Monovision’s impact on depth perception has been blamed in at least one serious crash. In October 1996, a Delta flight struck a light tower on approach to LaGuardia Airport, in part because the pilot was wearing that type of contacts, federal investigators found.
Was the problem that the lenses made his depth perception less precise, as ophthalmologists at the time were aware? Or was it the result of the added optical illusion reported this July by Burge and his colleagues? Hard to say.

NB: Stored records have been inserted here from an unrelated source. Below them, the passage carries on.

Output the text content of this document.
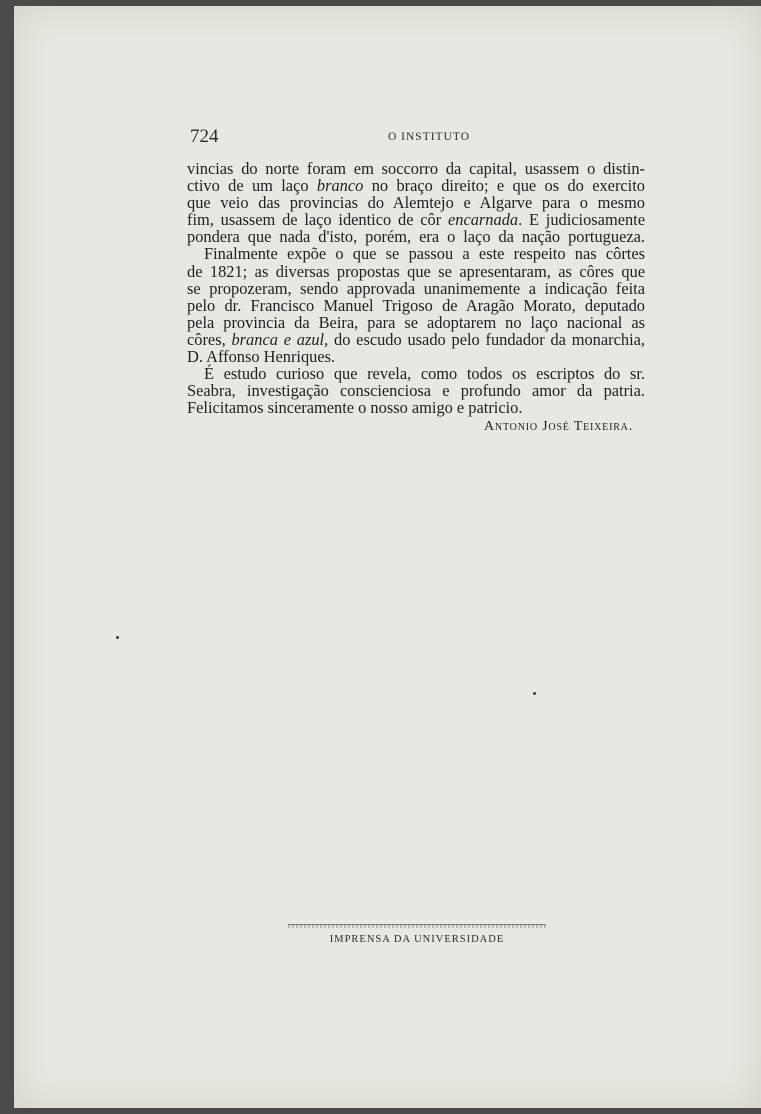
724	O INSTITUTO
vincias do norte foram em soccorro da capital, usassem o distin-
ctivo de um laço branco no braço direito; e que os do exercito
que veio das provincias do Alemtejo e Algarve para o mesmo
fim, usassem de laço identico de côr encarnada. E judiciosamente
pondera que nada d'isto, porém, era o laço da nação portugueza.
Finalmente expõe o que se passou a este respeito nas côrtes
de 1821; as diversas propostas que se apresentaram, as côres que
se propozeram, sendo approvada unanimemente a indicação feita
pelo dr. Francisco Manuel Trigoso de Aragão Morato, deputado
pela provincia da Beira, para se adoptarem no laço nacional as
côres, branca e azul, do escudo usado pelo fundador da monarchia,
D. Affonso Henriques.
É estudo curioso que revela, como todos os escriptos do sr.
Seabra, investigação conscienciosa e profundo amor da patria.
Felicitamos sinceramente o nosso amigo e patricio.
Antonio José Teixeira.
IMPRENSA DA UNIVERSIDADE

If it was the latter, Burge has an idea to prevent any future such accidents.
Earlier research has shown that the brain processes dark images more slowly than light images. So if one of the lenses used to achieve monovision were tinted by just the right amount, that would cancel out the brain’s faster processing of blurry images, Burge said. The optical illusion would disappear.
He and his colleagues already have demonstrated that this concept works in the lab, and have filed for a provisional patent.
But the pure science of discovering the illusion was enough to delight the Penn researcher. Since the optical illusion is caused when the brain processes the image from one eye a few milliseconds slower than the other, that suggests that under ordinary conditions, the brain processes the two images simultaneously.
“The fact that we typically see things quite accurately is evidence that under normal circumstances, they’re calibrated to within less than a millisecond,” he said. “That I find kind of wonderful.”